Kent C. Dodds has a great tweet about it:

UI state should be separate from the server cache (often called “state” as well), and when you do that, you don’t need anything more than React for State Management.- Kent C. DOdds, Nov 24, 2019.

It opens a door to a great discussion about splitting the data of your app in two different layers: the UI data (state) and the API data (cache).

If it’s bad to mix cache into our state and API data is a thousand times easier to handle, cache and manage, the real question is: How can I move the maximum amount of data that behaves as UI state but is actually a server retrievable data?.

The State definition

Any kind of content that may not be able to retrieve from a remote server, or any kind of data that is going to be lost if the application exists unexpectedly. It may be stored in a local storage or in memory. It’s main characteristic is that you are the one responsible for managing it and the server usually does not care about, knows it existence or doesn’t care about it for now.

It seems a bit more complex and abstract, no? Well, not at all, if you are developing some kind of frontend, which is the main case of this article, you can design your data flow to be as simple as possible in the client-side. In which case, you’ll end up with just temporary component level input data, like color themes or platform-specific user preferences.
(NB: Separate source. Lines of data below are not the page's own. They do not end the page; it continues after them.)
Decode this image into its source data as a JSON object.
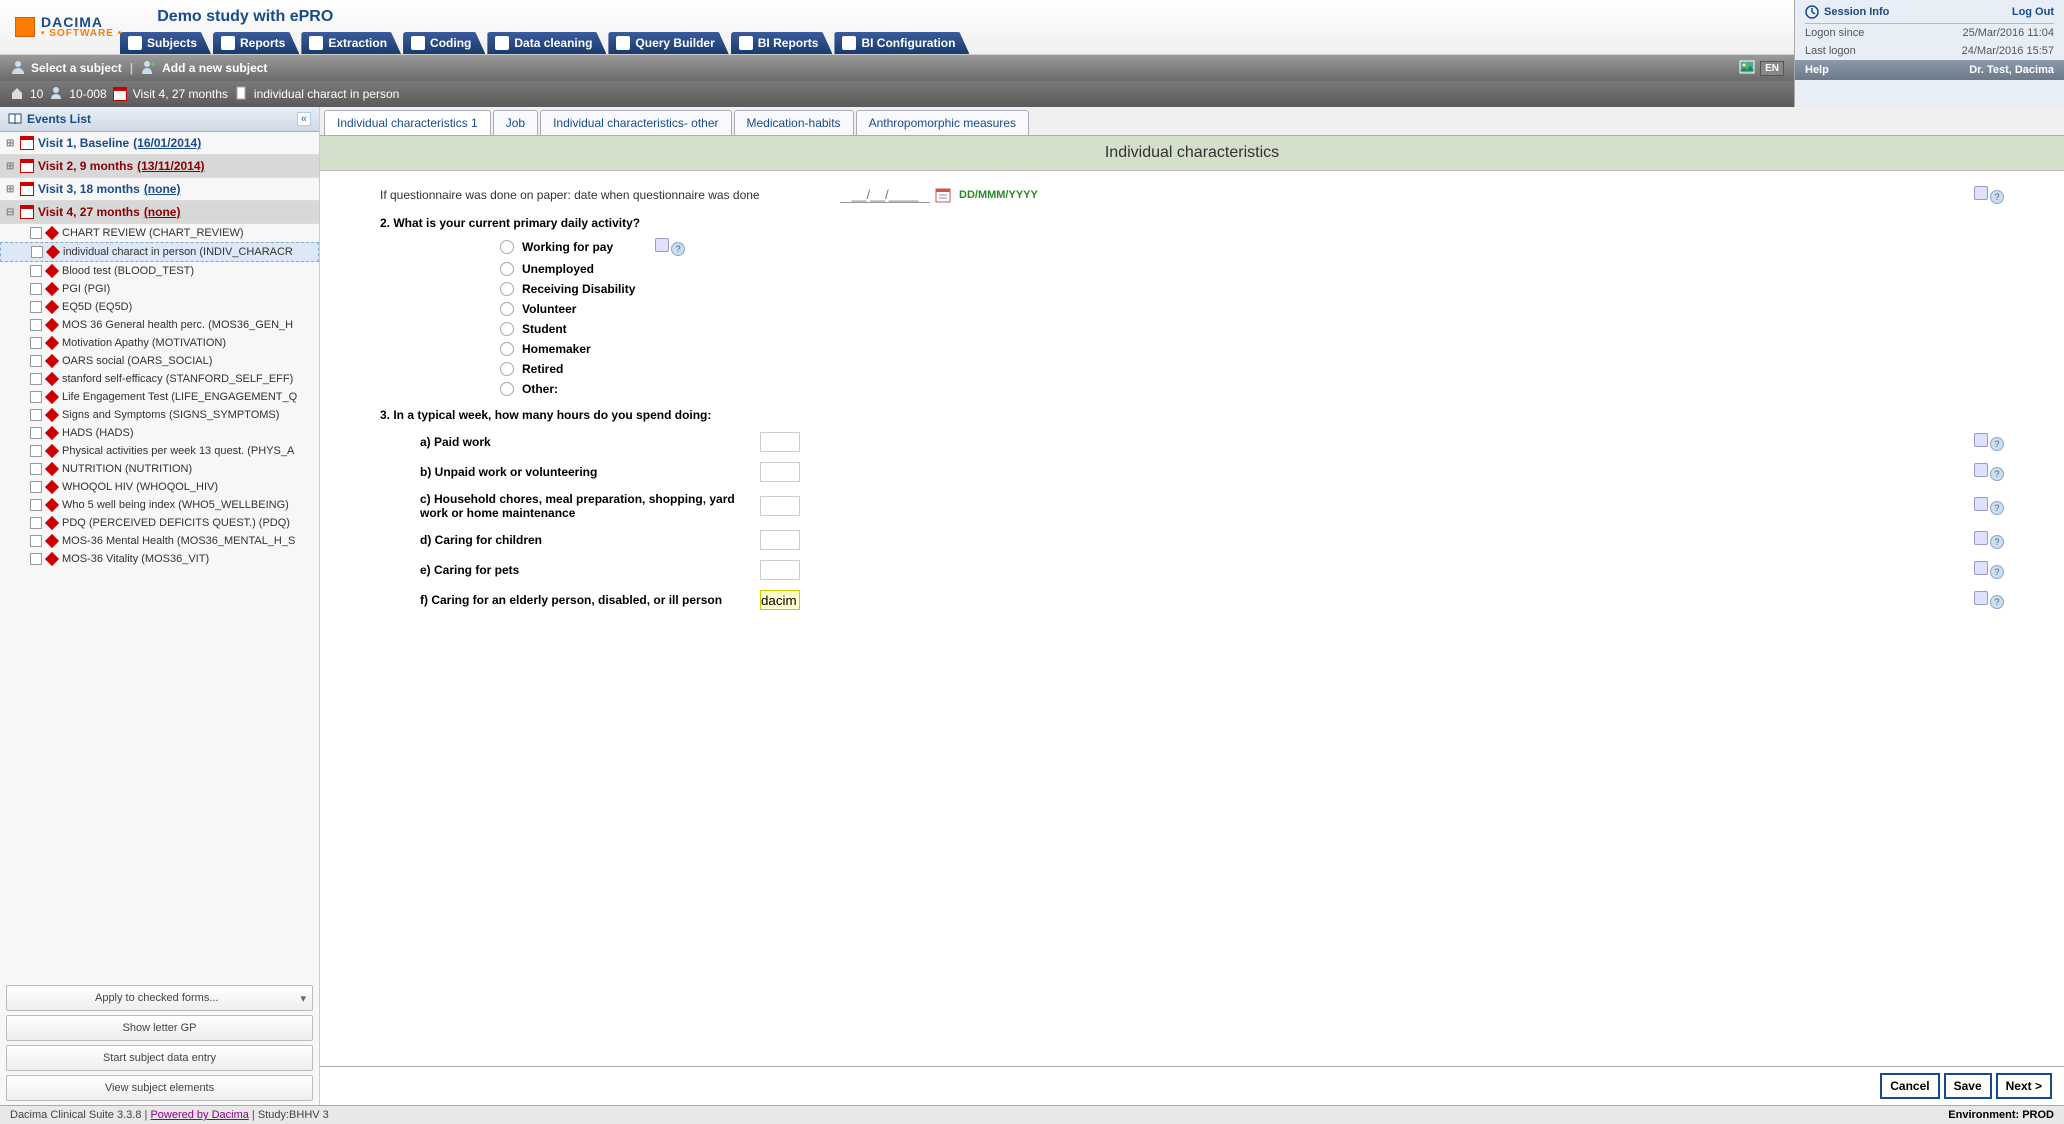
{
  "header": {
    "logo_top": "DACIMA",
    "logo_bottom": "• SOFTWARE •",
    "study_title": "Demo study with ePRO",
    "nav_tabs": [
      "Subjects",
      "Reports",
      "Extraction",
      "Coding",
      "Data cleaning",
      "Query Builder",
      "BI Reports",
      "BI Configuration"
    ]
  },
  "session": {
    "title": "Session Info",
    "logout": "Log Out",
    "rows": [
      {
        "k": "Logon since",
        "v": "25/Mar/2016 11:04"
      },
      {
        "k": "Last logon",
        "v": "24/Mar/2016 15:57"
      }
    ],
    "help": "Help",
    "user": "Dr. Test, Dacima"
  },
  "actionbar": {
    "select_subject": "Select a subject",
    "add_subject": "Add a new subject",
    "lang": "EN"
  },
  "breadcrumb": {
    "site": "10",
    "subject": "10-008",
    "visit": "Visit 4, 27 months",
    "form": "individual charact in person"
  },
  "sidebar": {
    "header": "Events List",
    "collapse": "«",
    "visits": [
      {
        "label": "Visit 1, Baseline",
        "date": "(16/01/2014)",
        "cls": "blue"
      },
      {
        "label": "Visit 2, 9 months",
        "date": "(13/11/2014)",
        "cls": "red"
      },
      {
        "label": "Visit 3, 18 months",
        "date": "(none)",
        "cls": "blue"
      },
      {
        "label": "Visit 4, 27 months",
        "date": "(none)",
        "cls": "red",
        "expanded": true
      }
    ],
    "forms": [
      "CHART REVIEW (CHART_REVIEW)",
      "individual charact in person (INDIV_CHARACR",
      "Blood test (BLOOD_TEST)",
      "PGI (PGI)",
      "EQ5D (EQ5D)",
      "MOS 36 General health perc. (MOS36_GEN_H",
      "Motivation Apathy (MOTIVATION)",
      "OARS social (OARS_SOCIAL)",
      "stanford self-efficacy (STANFORD_SELF_EFF)",
      "Life Engagement Test (LIFE_ENGAGEMENT_Q",
      "Signs and Symptoms (SIGNS_SYMPTOMS)",
      "HADS (HADS)",
      "Physical activities per week 13 quest. (PHYS_A",
      "NUTRITION (NUTRITION)",
      "WHOQOL HIV (WHOQOL_HIV)",
      "Who 5 well being index (WHO5_WELLBEING)",
      "PDQ (PERCEIVED DEFICITS QUEST.) (PDQ)",
      "MOS-36 Mental Health (MOS36_MENTAL_H_S",
      "MOS-36 Vitality (MOS36_VIT)"
    ],
    "active_form_index": 1,
    "buttons": [
      "Apply to checked forms...",
      "Show letter GP",
      "Start subject data entry",
      "View subject elements"
    ]
  },
  "content": {
    "tabs": [
      "Individual characteristics 1",
      "Job",
      "Individual characteristics- other",
      "Medication-habits",
      "Anthropomorphic measures"
    ],
    "active_tab": 0,
    "title": "Individual characteristics",
    "paper_q": "If questionnaire was done on paper: date when questionnaire was done",
    "date_placeholder": "__/__/____",
    "date_fmt": "DD/MMM/YYYY",
    "q2": "2. What is your current primary daily activity?",
    "q2_opts": [
      "Working for pay",
      "Unemployed",
      "Receiving Disability",
      "Volunteer",
      "Student",
      "Homemaker",
      "Retired",
      "Other:"
    ],
    "q3": "3. In a typical week, how many hours do you spend doing:",
    "q3_items": [
      {
        "lbl": "a) Paid work",
        "val": ""
      },
      {
        "lbl": "b) Unpaid work or volunteering",
        "val": ""
      },
      {
        "lbl": "c) Household chores, meal preparation, shopping, yard work or home maintenance",
        "val": ""
      },
      {
        "lbl": "d) Caring for children",
        "val": ""
      },
      {
        "lbl": "e) Caring for pets",
        "val": ""
      },
      {
        "lbl": "f) Caring for an elderly person, disabled, or ill person",
        "val": "dacim",
        "hl": true
      }
    ],
    "footer": {
      "cancel": "Cancel",
      "save": "Save",
      "next": "Next >"
    }
  },
  "status": {
    "version": "Dacima Clinical Suite 3.3.8",
    "powered": "Powered by Dacima",
    "study": "Study:BHHV 3",
    "env": "Environment: PROD"
  }
}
E.g: You have a form that inputs payment information. Before you send the processed data to the server, all of it stages are stored in a state. This means that if the user closes the browser, if this is a web application of course, the data will be lost. The server only cares for the final input, it does not care about the temporary text inside each input, it only cares about the data snapshot sent to it.

The Cache definition

Any kind of data that is retrieved from API responses, and can be retrieved again without much hassle. It may be from a remote web server or even a local database. One of its main characteristics is that you must not be the one responsible to handle its storage.

E.g: Within a rest API, you may have the ability to input more data, but you aren’t the one responsible for managing it, so all data calls from it should be stored in a cache.

That’s nothing new!

You may be thinking: “That’s nothing new, swr and react-query* has been doing it for years in the react world!”. And you are not wrong.

These libraries does a great job at abstracting remote data into a self built cache, so you don’t have to manage it manually. Because if you do, you’d probably statizate your cache, once again.

Here you could stop reading this article and you will begin to notice in several applications how they are using state to store remote data and you will be able to recognize it as a bad practice. And, even maybe start to migrate to a modern client & storage solution like swr or react-query.

Just a few more things

When APIs are being built to serve clients that were not built by themselves, such as the Telegram API that serves multiple third-party applications, they are usually built in a cache first mode, as they need to scale their data transfer rate and reducing bandwidth, so, caching screams as one of the best solutions here.

Likewise, you might be building a frontend from a Closed API, in which case the only client the backend will care about is a frontend they built themselves. This makes caching not a priority, and the only cache layer, which is not a requirement, if done, ends up being integrated into your frontend API client.

This is a very common scenario and it’s not bad, but it’s important to be aware that both scenarios require different approaches to cache management. With this logic, APIs in general prefer to bypass the server tier and implement a single tier cache. Which ends up resulting in two isolated caching layers, possibly one on the server with all its custom logic and a simpler one on the client, like using just TTL.

These are super generic and easy approaches, but for when you’re interacting with a cache first API, using a integrated cache layer (which mimics caching behaviors that the last layer calculated, such as when an HTTP server returns a cache-control header) should also be one of the considerations, as it will represent the most accurate data for that moment and context. This can lead to a data inconsistency if your remote server was built in mind to be something like I described earlier as a closed API.